Vitiligo, gray hair
Also see outer skin and hair loss.
Sensitivity follows the outer skin pattern.
Whether it involves the left or right side of the body depends on the biological laterality of the person.
Themes
Separation conflicts
- Vitiligo: cruel, ugly, painful separation. For example this message, "Your father died in a car accident, his head was completely shattered."
- Gray hair: the separation has a generational aspect, separation from a family and/or offspring.
Own observation: there are distinct periods when the degree of graying increases:
- When the children go leave the house, that is, between the ages of 40 and 50: in a relatively short time much more "salt and pepper."

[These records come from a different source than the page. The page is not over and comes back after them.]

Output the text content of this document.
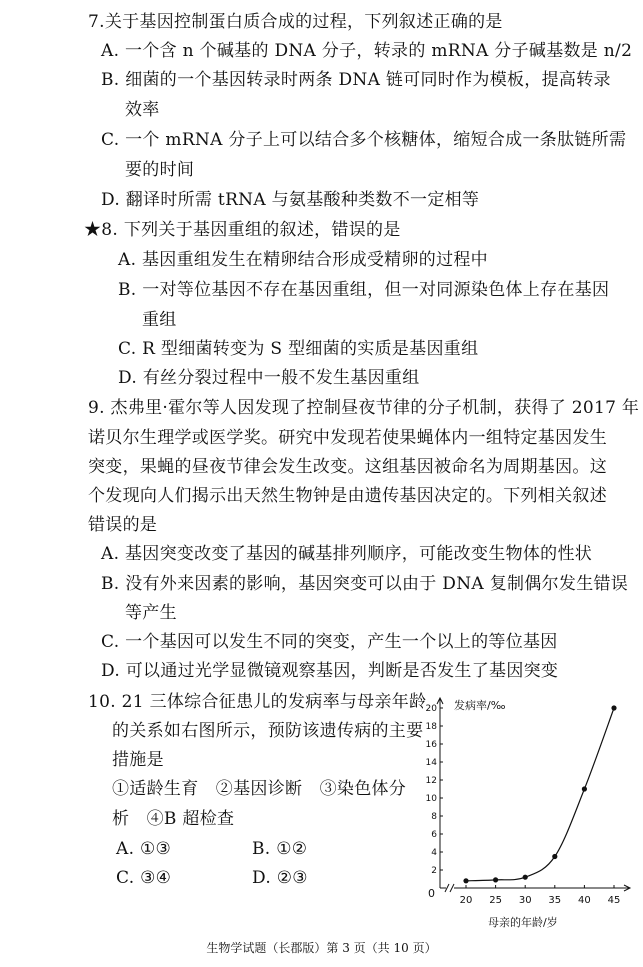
7.关于基因控制蛋白质合成的过程，下列叙述正确的是
A. 一个含 n 个碱基的 DNA 分子，转录的 mRNA 分子碱基数是 n/2
B. 细菌的一个基因转录时两条 DNA 链可同时作为模板，提高转录
效率
C. 一个 mRNA 分子上可以结合多个核糖体，缩短合成一条肽链所需
要的时间
D. 翻译时所需 tRNA 与氨基酸种类数不一定相等
★8. 下列关于基因重组的叙述，错误的是
A. 基因重组发生在精卵结合形成受精卵的过程中
B. 一对等位基因不存在基因重组，但一对同源染色体上存在基因
重组
C. R 型细菌转变为 S 型细菌的实质是基因重组
D. 有丝分裂过程中一般不发生基因重组
9. 杰弗里·霍尔等人因发现了控制昼夜节律的分子机制，获得了 2017 年
诺贝尔生理学或医学奖。研究中发现若使果蝇体内一组特定基因发生
突变，果蝇的昼夜节律会发生改变。这组基因被命名为周期基因。这
个发现向人们揭示出天然生物钟是由遗传基因决定的。下列相关叙述
错误的是
A. 基因突变改变了基因的碱基排列顺序，可能改变生物体的性状
B. 没有外来因素的影响，基因突变可以由于 DNA 复制偶尔发生错误
等产生
C. 一个基因可以发生不同的突变，产生一个以上的等位基因
D. 可以通过光学显微镜观察基因，判断是否发生了基因突变
10. 21 三体综合征患儿的发病率与母亲年龄
的关系如右图所示，预防该遗传病的主要
措施是
①适龄生育　②基因诊断　③染色体分
析　④B 超检查
A. ①③	B. ①②
C. ③④	D. ②③	2
4
6
8
10
12
14
16
18
20
20 25 30 35 40 45
发病率/‰
母亲的年龄/岁
0
生物学试题（长郡版）第 3 页（共 10 页）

- When one's own generation begins to fall away, that is, in old age: one becomes "white" in a relatively short time.
CA phase
(Local) decrease of cells at the underside of the outer skin, where pigment cells are located.
Unlike the top of the outer skin, there is no numbness, but rather a slightly increased sensitivity due to the thinner skin without pigment.
Symptoms
White patches on the skin due to the decrease of pigment cells in those areas. Gray hair due to decreased pigmentation in the hair follicles.
Biological purpose
Attempt to still feel the person from whom one was separated in such a crude way.
PCL phase
Reconstruction of the underside of the epidermis. The white spots usually rebuild from the edge inward.
Symptoms
Swelling, redness and pain, in the PCL-B especially itching.
Scarlet fever occurs when the conflict affects both the underside and the top of the outer skin.
A red and swollen tongue (“raspberry tongue”) indicates an additional “oral conflict” (possibly food-related).
Recognition of a reader:
I, when I was almost 14, saw my father suffer a spinal cord injury and then developed vitiligo. Rather large patches around my hips and beyond knees and ankles. These have indeed returned to the normal skin color, albeit slowly, from the outside. Also dots of pigment in the white spots. Never knew what I am reading now.